The younger guy frowned. “My technique is shit now?”
“Your listening skills are shit. Your technique isn’t much better. There were at least three opportunities, that if you would have listened, you could have easily gotten him into a rear-naked choke or an armbar, but you didn’t listen when Peter and I were yelling. You were too focused on forcing the offensive instead of doing a little defense and then sneaking in there to get him.” I motioned toward the fence just behind him. “Back up real quick. Let me show you.”
He listened, fortunately, and went to stand so his back was to it. I stopped right in front of him and then took it even closer so that we were literally pressed completely together with one of my knees wedged in between both of his. I wasn’t wearing the stretchiest pants I owned, but I could still move in them. I always did a few squats before I bought bottoms to make sure they weren’t too constricting. I never knew when someone might ask me for help, or when I’d feel up for it.
“Right here,” I told him. “I’m you. You had him against the fence, you could have lifted your knee”—I showed him—“swiveled your hip”—I showed him that too—“and then….”

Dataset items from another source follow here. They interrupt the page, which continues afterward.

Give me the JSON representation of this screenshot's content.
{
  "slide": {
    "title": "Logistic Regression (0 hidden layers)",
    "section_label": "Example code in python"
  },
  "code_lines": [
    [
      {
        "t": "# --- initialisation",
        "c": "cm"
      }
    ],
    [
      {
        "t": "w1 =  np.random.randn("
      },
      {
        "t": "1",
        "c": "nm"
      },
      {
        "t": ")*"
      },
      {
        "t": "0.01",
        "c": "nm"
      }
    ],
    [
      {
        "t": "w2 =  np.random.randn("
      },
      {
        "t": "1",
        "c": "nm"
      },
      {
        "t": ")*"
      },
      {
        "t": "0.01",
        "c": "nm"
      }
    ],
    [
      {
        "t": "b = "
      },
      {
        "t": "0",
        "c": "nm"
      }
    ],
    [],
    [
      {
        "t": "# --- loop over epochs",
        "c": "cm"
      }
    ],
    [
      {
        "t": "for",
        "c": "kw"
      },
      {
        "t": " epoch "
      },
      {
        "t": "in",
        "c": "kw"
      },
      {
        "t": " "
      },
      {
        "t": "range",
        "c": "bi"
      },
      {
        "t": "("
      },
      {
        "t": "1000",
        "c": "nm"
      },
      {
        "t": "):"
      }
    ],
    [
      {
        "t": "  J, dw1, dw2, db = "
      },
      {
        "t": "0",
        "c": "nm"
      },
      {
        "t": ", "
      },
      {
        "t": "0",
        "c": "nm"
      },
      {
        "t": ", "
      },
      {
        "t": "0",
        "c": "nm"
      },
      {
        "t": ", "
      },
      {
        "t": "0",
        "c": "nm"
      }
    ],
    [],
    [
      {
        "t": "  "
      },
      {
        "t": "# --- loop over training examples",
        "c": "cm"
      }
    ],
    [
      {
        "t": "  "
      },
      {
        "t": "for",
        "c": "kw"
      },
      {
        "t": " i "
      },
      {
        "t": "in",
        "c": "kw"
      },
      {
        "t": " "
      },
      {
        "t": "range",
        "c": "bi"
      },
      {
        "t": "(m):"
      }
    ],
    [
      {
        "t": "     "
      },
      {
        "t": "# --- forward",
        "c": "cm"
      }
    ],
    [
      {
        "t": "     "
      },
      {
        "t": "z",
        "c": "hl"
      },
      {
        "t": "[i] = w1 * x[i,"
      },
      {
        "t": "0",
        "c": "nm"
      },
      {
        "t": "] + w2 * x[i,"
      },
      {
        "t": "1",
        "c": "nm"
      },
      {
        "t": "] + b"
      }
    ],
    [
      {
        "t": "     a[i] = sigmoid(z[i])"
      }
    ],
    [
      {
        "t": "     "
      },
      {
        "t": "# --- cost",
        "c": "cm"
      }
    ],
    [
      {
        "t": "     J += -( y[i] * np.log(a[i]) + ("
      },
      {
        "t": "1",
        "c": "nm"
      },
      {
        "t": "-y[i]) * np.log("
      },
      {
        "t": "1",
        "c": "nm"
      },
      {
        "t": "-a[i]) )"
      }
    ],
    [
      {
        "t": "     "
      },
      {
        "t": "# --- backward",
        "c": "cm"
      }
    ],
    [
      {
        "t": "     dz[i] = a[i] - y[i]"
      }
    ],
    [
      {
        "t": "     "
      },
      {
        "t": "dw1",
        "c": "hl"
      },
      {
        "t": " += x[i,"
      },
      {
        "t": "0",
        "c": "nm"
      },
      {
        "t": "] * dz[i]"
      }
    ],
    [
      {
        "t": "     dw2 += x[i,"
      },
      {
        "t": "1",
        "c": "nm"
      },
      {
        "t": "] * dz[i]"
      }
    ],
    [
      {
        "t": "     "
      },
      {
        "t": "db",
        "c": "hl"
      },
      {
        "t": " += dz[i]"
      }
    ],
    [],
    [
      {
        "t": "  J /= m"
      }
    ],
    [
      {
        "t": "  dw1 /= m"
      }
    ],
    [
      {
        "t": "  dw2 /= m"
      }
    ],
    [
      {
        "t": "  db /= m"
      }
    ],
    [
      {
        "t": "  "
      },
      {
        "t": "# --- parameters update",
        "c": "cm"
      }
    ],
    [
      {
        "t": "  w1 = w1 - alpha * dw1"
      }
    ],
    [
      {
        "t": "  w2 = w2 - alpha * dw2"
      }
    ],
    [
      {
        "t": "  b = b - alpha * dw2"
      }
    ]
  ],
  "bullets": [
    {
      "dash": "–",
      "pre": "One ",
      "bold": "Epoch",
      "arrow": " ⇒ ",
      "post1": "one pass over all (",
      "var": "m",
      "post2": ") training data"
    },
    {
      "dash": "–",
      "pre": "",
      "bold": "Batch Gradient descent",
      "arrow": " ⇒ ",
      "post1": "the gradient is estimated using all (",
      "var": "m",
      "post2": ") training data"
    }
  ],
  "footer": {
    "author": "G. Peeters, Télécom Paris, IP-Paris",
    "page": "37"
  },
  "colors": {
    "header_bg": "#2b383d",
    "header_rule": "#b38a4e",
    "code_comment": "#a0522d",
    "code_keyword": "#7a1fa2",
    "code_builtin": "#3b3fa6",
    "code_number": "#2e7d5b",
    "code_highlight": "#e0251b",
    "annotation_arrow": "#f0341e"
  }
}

And then I threw him. Over my hip, quick as lightning, I threw him when he least expected it and scrambled back onto the floor before he realized what was happening. I grabbed his arm while he was still confused, wrapped my feet and legs around it like I had done it a thousand times before—because I had done it at least ten thousand times—and then pulled.
He tapped out so fast I’d swear I heard Peter snicker. And just as quickly as he slammed his palm across the surface of the cage, I let him go. I wasn’t there to hurt him.
Even though I had pulled more than a handful of shoulders out of sockets in my day.
Hurting people because they didn’t want to tap out wasn’t something I got a fucking kick out of, unlike some people I had known. Feeling ligaments and tendons being torn, especially with my history, was just… not for me. I liked to win but not by genuinely causing someone pain.
So I’d give it to Carlos for tapping as fast as he did.
Somewhere deep down inside, he still was thinking at least.
I squeezed his shoulder before getting up, taking in his wide-eyed stare at the rafters of the ceiling. “You know better. That shouldn’t have been so easy. Clear your head. Focus. Listen. You can do this. Just think.” And with that, I squeezed his shoulder one more time then walked back out, raising my eyebrows at Peter as playfully as possible once I was totally out. “I’m going to get water while you talk to your boy. Do you want some?” I asked Peter as I slid my flip-flops back on.
Peter was trying to hide a grin, but I knew it was there as his mouth pinched together and he shook his head and started over toward the steps I had just come down. Just as he was beside me on his way into the cage, he grinned and patted me on the shoulder. “You still got it, Len.”
Damn right, I did.
It was hard not to smile at his comment, because… it did make me feel good. Maybe I didn’t regret giving up judo for Mo—and for my fucking self—but it was nice to know I could still hang in there if I wanted to risk it. Not that what I’d done had been a risk because I had been in control, and I’d used my good shoulder.
I was still trying not to smile when I lifted my head and spotted the figure standing at the far end of the room closest to the entrance. I knew that haircut, but it was the height and that damn body that really struck me.
It was Jonah.
I had seen him every single day over the last four. At the gym either during or after his workout. He would come by my office if I didn’t see him on a trip to the main building. Just yesterday he had gone with me to Mo’s daycare again to pick her up and drop her off with Mr. Cooper, a family friend who babysat his granddaughter just like my own gramps did. And every single night, he would get to the house right around six—when I got home—and stay until Mo passed out.